In a statement released before Mr Timerman turned down the meeting, the Legislative Assembly of the Falkland Islands stressed that their representatives, Dick Sawle and Jan Cheek, would not be "negotiating any deal".

"Rather we are anticipating a full and frank exchange of views," the assembly said. "Indeed we look forward to giving Mr Timerman some very direct messages on the unacceptability of Argentina's actions against the Falkland Islands in recent years.

"We demand that our rights be respected, and that we be left in peace to choose our own future and to develop our country for our children and generations to come.

"It is only right that he should hear this directly from us, as well as from Mr Hague."

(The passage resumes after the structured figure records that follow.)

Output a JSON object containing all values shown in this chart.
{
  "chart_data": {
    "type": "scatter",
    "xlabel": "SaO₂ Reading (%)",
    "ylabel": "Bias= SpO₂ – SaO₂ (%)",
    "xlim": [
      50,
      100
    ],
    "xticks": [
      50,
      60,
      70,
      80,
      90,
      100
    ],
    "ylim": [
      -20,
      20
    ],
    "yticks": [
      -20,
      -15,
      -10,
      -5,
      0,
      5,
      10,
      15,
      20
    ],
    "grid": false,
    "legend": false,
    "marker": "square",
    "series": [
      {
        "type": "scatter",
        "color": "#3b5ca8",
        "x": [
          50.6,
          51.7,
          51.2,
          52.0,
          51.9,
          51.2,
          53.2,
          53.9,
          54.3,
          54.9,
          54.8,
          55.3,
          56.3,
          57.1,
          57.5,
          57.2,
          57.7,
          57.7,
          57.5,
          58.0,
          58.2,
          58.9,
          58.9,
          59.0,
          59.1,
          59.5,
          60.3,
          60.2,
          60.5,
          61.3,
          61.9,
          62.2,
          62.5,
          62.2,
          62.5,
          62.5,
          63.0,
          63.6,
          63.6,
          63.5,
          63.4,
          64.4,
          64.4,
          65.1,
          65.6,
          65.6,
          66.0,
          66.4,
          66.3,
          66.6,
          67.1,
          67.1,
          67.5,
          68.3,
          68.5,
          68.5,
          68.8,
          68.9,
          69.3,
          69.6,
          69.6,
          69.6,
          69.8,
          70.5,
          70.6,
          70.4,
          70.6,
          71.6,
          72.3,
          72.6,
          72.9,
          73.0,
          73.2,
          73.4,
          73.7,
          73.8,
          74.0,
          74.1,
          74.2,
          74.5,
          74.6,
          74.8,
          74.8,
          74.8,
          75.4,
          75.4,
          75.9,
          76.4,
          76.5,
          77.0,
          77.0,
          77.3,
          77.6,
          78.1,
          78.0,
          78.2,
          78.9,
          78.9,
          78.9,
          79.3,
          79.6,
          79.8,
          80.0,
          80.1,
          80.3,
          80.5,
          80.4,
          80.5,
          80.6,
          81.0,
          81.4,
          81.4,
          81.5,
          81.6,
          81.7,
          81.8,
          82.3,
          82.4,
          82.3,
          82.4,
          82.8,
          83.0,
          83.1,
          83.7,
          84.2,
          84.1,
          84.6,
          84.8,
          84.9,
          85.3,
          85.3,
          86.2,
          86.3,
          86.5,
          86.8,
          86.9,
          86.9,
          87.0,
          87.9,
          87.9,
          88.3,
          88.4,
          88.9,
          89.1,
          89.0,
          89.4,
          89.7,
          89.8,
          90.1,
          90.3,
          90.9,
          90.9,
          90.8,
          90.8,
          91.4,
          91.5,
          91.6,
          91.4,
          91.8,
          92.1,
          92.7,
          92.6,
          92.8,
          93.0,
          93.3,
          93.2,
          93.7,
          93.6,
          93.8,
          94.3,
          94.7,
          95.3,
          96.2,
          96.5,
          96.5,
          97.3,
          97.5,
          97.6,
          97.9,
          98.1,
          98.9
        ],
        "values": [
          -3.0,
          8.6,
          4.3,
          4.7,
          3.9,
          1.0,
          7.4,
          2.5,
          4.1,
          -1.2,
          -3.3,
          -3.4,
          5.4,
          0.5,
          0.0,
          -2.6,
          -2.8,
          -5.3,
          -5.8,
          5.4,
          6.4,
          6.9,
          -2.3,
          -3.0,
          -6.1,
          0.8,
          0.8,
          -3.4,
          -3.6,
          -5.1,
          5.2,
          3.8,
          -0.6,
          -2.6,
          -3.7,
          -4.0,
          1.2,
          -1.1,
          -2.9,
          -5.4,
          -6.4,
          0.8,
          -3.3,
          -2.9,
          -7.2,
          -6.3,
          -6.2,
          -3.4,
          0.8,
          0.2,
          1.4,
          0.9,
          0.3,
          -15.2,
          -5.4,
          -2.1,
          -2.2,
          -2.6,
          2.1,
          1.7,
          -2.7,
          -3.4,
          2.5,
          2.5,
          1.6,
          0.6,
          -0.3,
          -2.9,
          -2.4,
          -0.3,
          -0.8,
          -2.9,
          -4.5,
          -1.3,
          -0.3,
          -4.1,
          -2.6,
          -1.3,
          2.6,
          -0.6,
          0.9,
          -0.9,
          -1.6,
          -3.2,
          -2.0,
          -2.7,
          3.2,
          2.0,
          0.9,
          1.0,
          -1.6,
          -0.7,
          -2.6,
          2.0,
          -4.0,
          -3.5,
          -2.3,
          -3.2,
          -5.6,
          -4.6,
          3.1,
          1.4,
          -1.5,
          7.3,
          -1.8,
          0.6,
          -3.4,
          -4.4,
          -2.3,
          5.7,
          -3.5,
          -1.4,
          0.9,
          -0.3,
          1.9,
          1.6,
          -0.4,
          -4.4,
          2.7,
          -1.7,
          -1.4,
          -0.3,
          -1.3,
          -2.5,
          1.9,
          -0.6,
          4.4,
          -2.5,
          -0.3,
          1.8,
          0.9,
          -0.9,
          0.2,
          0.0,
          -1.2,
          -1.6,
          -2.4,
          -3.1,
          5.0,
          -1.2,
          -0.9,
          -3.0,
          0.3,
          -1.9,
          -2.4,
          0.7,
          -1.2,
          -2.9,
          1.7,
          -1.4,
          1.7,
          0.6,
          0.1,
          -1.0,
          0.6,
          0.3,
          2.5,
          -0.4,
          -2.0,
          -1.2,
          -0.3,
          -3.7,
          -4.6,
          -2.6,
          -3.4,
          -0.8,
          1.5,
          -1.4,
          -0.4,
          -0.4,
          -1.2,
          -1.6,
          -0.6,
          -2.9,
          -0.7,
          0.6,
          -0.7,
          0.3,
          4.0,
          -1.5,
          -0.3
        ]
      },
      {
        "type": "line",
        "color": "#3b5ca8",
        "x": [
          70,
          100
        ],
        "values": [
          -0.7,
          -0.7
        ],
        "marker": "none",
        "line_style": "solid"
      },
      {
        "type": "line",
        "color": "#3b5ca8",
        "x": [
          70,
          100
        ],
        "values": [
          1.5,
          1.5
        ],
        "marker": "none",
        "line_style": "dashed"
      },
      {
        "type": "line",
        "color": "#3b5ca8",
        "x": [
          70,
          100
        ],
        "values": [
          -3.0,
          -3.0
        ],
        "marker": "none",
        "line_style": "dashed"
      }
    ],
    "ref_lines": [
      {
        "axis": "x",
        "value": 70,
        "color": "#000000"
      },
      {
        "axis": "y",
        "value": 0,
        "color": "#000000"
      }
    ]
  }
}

In its statement, the Falklands assembly cited Britain's opposition to "any negotiations over the sovereignty of the Falkland Islands unless and until the Falkland Islanders so wish".

"The Falkland Islands Legislative Assembly believes that the result of the forthcoming referendum will demonstrate definitively that we do not. Should the issue of sovereignty be raised at the meeting, it will not be discussed," it said.

"Members of the Legislative Assembly made it clear in their letter of 2012 to President Fernandez de Kirchner ... that the Falkland Islands Government is willing to meet with the Government of Argentina in order to make our views clear, and to discuss matters of mutual interest including fisheries and communication."

Following Mr Timerman's withdrawal from the talks, the British government expressed renewed concern about Argentina's attitute to the islands.

A Foreign Office spokesman said: "We have always said that we are open to discuss a wide range of issues that affect our two countries, including our respective interests as members of theUnited Nations Security Council.

"However, it is clear from Mr Timerman's plans in the UK that the Falkland Islands are already on his agenda.

"We remain concerned about the Argentine government's behaviour towards the Falkland islanders, so it is right and proper that they are involved in the part of the meeting that concerns the islands.

"We have made that clear to the Argentine government in recent exchanges, and the Foreign Secretary's offer of a meeting on these terms still stands."

Mr Cameron's spokesman added: "The prime minister is disappointed by the decision but the offer still stands if the Argentinians change their minds."